According to the Centers for Disease Control and Prevention, one out of every six Americans gets sick from consuming contaminated foods or beverages each year. While foodborne illness is a common public health problem, it is also an easily preventable one.
"Everyone always warns you to watch out for the potato salad, but there's a lot more to it than that," said Terresio Pope, a community health nurse at Womack Army Medical Center's Epidemiology and Disease Control Clinic.
She said that the four things to remember in order to help prevent food poisoning are: cook, clean, chill and separate.
When it comes to cooking, temperature is the key. The CDC cautions that is important to cook food to the right temperature and that the only way to know for sure is to use a food thermometer.

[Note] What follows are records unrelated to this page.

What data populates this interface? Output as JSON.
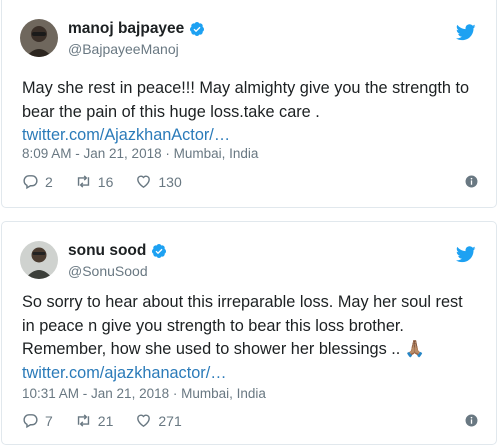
{
  "tweets": [
    {
      "name": "manoj bajpayee",
      "handle": "@BajpayeeManoj",
      "text": "May she rest in peace!!! May almighty give you the strength to bear the pain of this huge loss.take care .",
      "link": "twitter.com/AjazkhanActor/…",
      "timestamp": "8:09 AM - Jan 21, 2018 · Mumbai, India",
      "replies": "2",
      "retweets": "16",
      "likes": "130"
    },
    {
      "name": "sonu sood",
      "handle": "@SonuSood",
      "text": "So sorry to hear about this irreparable loss. May her soul rest in peace n give you strength to bear this loss brother. Remember, how she used to shower her blessings .. 🙏🏽",
      "link": "twitter.com/ajazkhanactor/…",
      "timestamp": "10:31 AM - Jan 21, 2018 · Mumbai, India",
      "replies": "7",
      "retweets": "21",
      "likes": "271"
    }
  ],
  "colors": {
    "brand": "#1da1f2",
    "link": "#2b7bb9",
    "muted": "#697882",
    "text": "#1c2022",
    "border": "#e1e8ed"
  },
  "icons": {
    "verified": "verified-badge-icon",
    "logo": "twitter-bird-icon",
    "reply": "reply-icon",
    "retweet": "retweet-icon",
    "like": "heart-icon",
    "info": "info-icon"
  }
}
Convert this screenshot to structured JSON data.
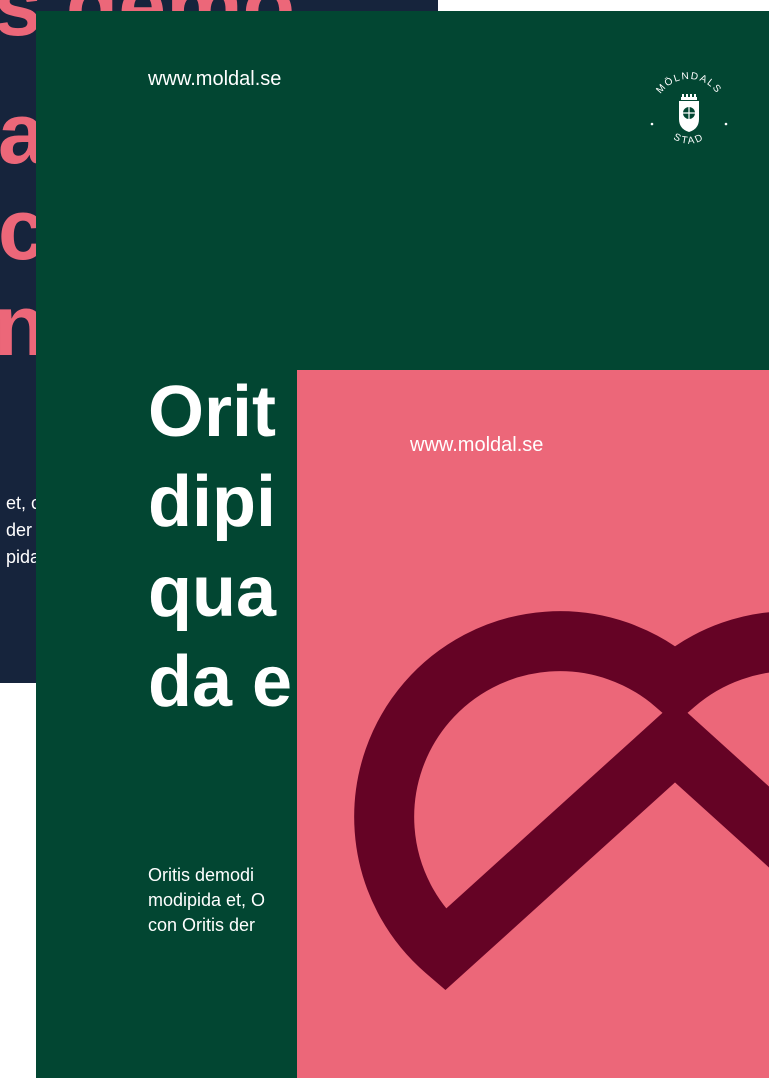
{
  "colors": {
    "navy": "#16243c",
    "green": "#024632",
    "pink": "#ec6779",
    "burgundy": "#650325",
    "white": "#ffffff"
  },
  "poster_navy": {
    "headline_lines": [
      "s demo",
      "a",
      "c",
      "n"
    ],
    "body_lines": [
      "et, c",
      "der",
      "pida"
    ]
  },
  "poster_green": {
    "url": "www.moldal.se",
    "logo": {
      "top_text": "MÖLNDALS",
      "bottom_text": "STAD",
      "icon": "molndal-crest-icon"
    },
    "headline_lines": [
      "Orit",
      "dipi",
      "qua",
      "da e"
    ],
    "body_lines": [
      "Oritis demodi",
      "modipida et, O",
      "con Oritis der"
    ]
  },
  "poster_pink": {
    "url": "www.moldal.se",
    "icon": "heart-icon"
  }
}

Judging when food is "done" simply by its color or texture is not always accurate and unsafe.
Clean hands and counters can help prevent the spread of harmful bacteria.
"The rules are the same for picnics and barbecues as they are throughout your daily life," said Hannah Smith, also a community health nurse at the EDC Clinic. "Wash your hands – before you eat and before you prepare food."
Properly chilling food is important, too. Pope said that while most people have coolers and ice on-hand for beverages, they often don't think to have a cooler available to keep foods chilled. She said that foods shouldn't sit out longer than one hour.
The other thing to avoid is cross-contaminating raw meat, poultry, seafood or eggs with ready-to-eat foods.
Smith said that food poisoning is more serious than most people may think.
"Food poisoning is often thought of as an inconvenience that will just cause digestive issues for a couple of days," she said. "While that's sometimes the case, it can often be more serious than that. Some foodborne illness can lead to long-term health conditions and even death."
Symptoms of most foodborne illnesses include nausea, vomiting, abdominal cramps and diarrhea.